FIG. 1 is a perspective view and a sectional view of a tape tension detecting device according to a first embodiment of the present invention.

2A and 2B are a front view and a sectional view for explaining a tape tension detecting operation of the first embodiment of the invention.

3A and 3B are a front view and a sectional view for explaining the tape tension detecting operation of the first embodiment of the invention.

FIG. 4 is a characteristic curve diagram showing the relationship between tape reaction force and tape tension in the first embodiment of the present invention.

FIG. 5 is a sectional view of a tape tension detecting device according to a second embodiment of the present invention.

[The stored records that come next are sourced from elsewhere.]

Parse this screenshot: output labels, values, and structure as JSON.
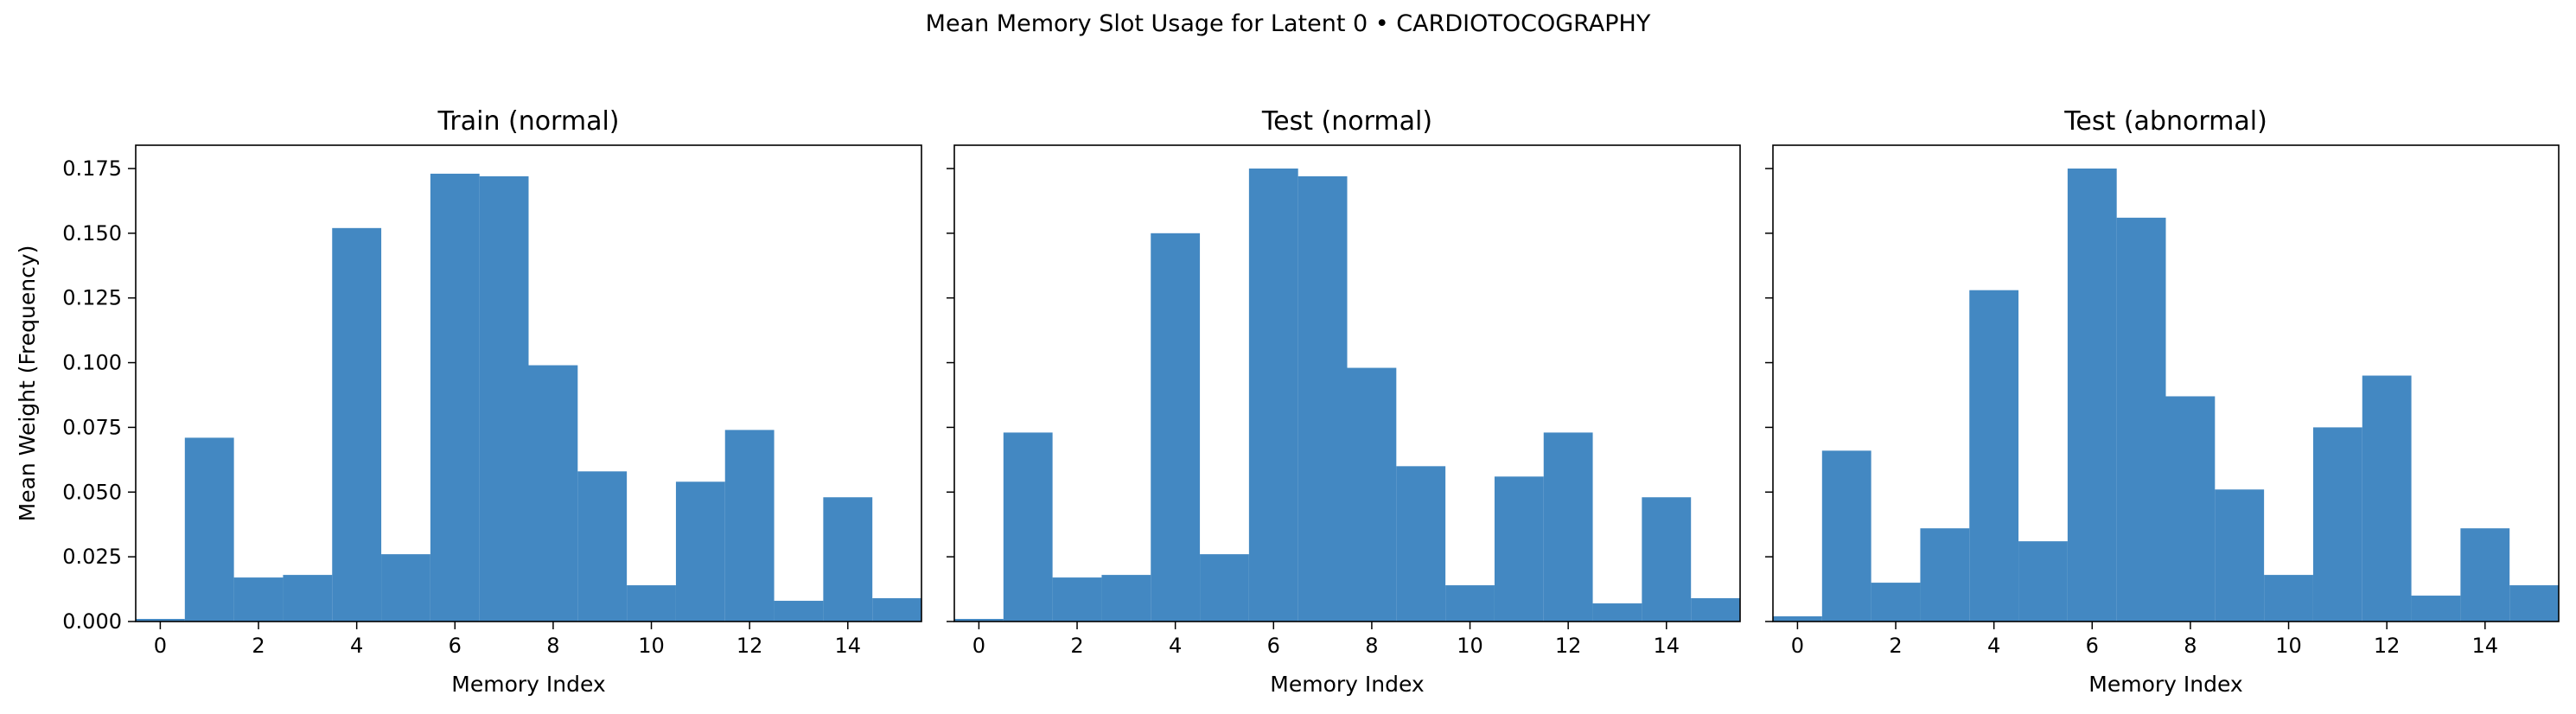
{
  "suptitle": "Mean Memory Slot Usage for Latent 0 • CARDIOTOCOGRAPHY",
  "colors": {
    "bar": "#2f7bbb"
  },
  "chart_data": [
    {
      "type": "bar",
      "title": "Train (normal)",
      "xlabel": "Memory Index",
      "ylabel": "Mean Weight (Frequency)",
      "x": [
        0,
        1,
        2,
        3,
        4,
        5,
        6,
        7,
        8,
        9,
        10,
        11,
        12,
        13,
        14,
        15
      ],
      "values": [
        0.001,
        0.071,
        0.017,
        0.018,
        0.152,
        0.026,
        0.173,
        0.172,
        0.099,
        0.058,
        0.014,
        0.054,
        0.074,
        0.008,
        0.048,
        0.009
      ],
      "xlim": [
        -0.5,
        15.5
      ],
      "ylim": [
        0,
        0.184
      ],
      "xticks": [
        "0",
        "2",
        "4",
        "6",
        "8",
        "10",
        "12",
        "14"
      ],
      "yticks": [
        "0.000",
        "0.025",
        "0.050",
        "0.075",
        "0.100",
        "0.125",
        "0.150",
        "0.175"
      ]
    },
    {
      "type": "bar",
      "title": "Test (normal)",
      "xlabel": "Memory Index",
      "ylabel": "",
      "x": [
        0,
        1,
        2,
        3,
        4,
        5,
        6,
        7,
        8,
        9,
        10,
        11,
        12,
        13,
        14,
        15
      ],
      "values": [
        0.001,
        0.073,
        0.017,
        0.018,
        0.15,
        0.026,
        0.175,
        0.172,
        0.098,
        0.06,
        0.014,
        0.056,
        0.073,
        0.007,
        0.048,
        0.009
      ],
      "xlim": [
        -0.5,
        15.5
      ],
      "ylim": [
        0,
        0.184
      ],
      "xticks": [
        "0",
        "2",
        "4",
        "6",
        "8",
        "10",
        "12",
        "14"
      ],
      "yticks": []
    },
    {
      "type": "bar",
      "title": "Test (abnormal)",
      "xlabel": "Memory Index",
      "ylabel": "",
      "x": [
        0,
        1,
        2,
        3,
        4,
        5,
        6,
        7,
        8,
        9,
        10,
        11,
        12,
        13,
        14,
        15
      ],
      "values": [
        0.002,
        0.066,
        0.015,
        0.036,
        0.128,
        0.031,
        0.175,
        0.156,
        0.087,
        0.051,
        0.018,
        0.075,
        0.095,
        0.01,
        0.036,
        0.014
      ],
      "xlim": [
        -0.5,
        15.5
      ],
      "ylim": [
        0,
        0.184
      ],
      "xticks": [
        "0",
        "2",
        "4",
        "6",
        "8",
        "10",
        "12",
        "14"
      ],
      "yticks": []
    }
  ]
}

FIG. 6 is a plan view of a tape tension detecting device according to a third embodiment of the present invention.

FIG. 7 is a partial sectional view of a tape tension detecting device according to a third embodiment of the present invention.

FIG. 8 is a partial sectional view of a tape tension detecting device according to a third embodiment of the present invention.

FIG. 9 is a plan view of a conventional example.

[Explanation of symbols]

 1 Tape 2, 3 Detector 4 Semiconductor strain gauge 5 Strain amplifier 6 Oscilloscope 7 XYZ stage 8, 9 Guide post

Claims (2)

[Claims] 1. A tension of the tape is obtained by contacting a detector with a predetermined pressing force in a direction perpendicular to the traveling direction of the traveling tape and measuring a reaction force of the tape applied to the detector. Tape tension detection method. 2. A detector that is in contact with a running tape in a direction perpendicular to the running direction with a predetermined pressing force, and a strain gauge that detects a reaction force of the tape applied to the detector.
A tape tension detecting device having an output means for outputting a detection signal of the strain gauge.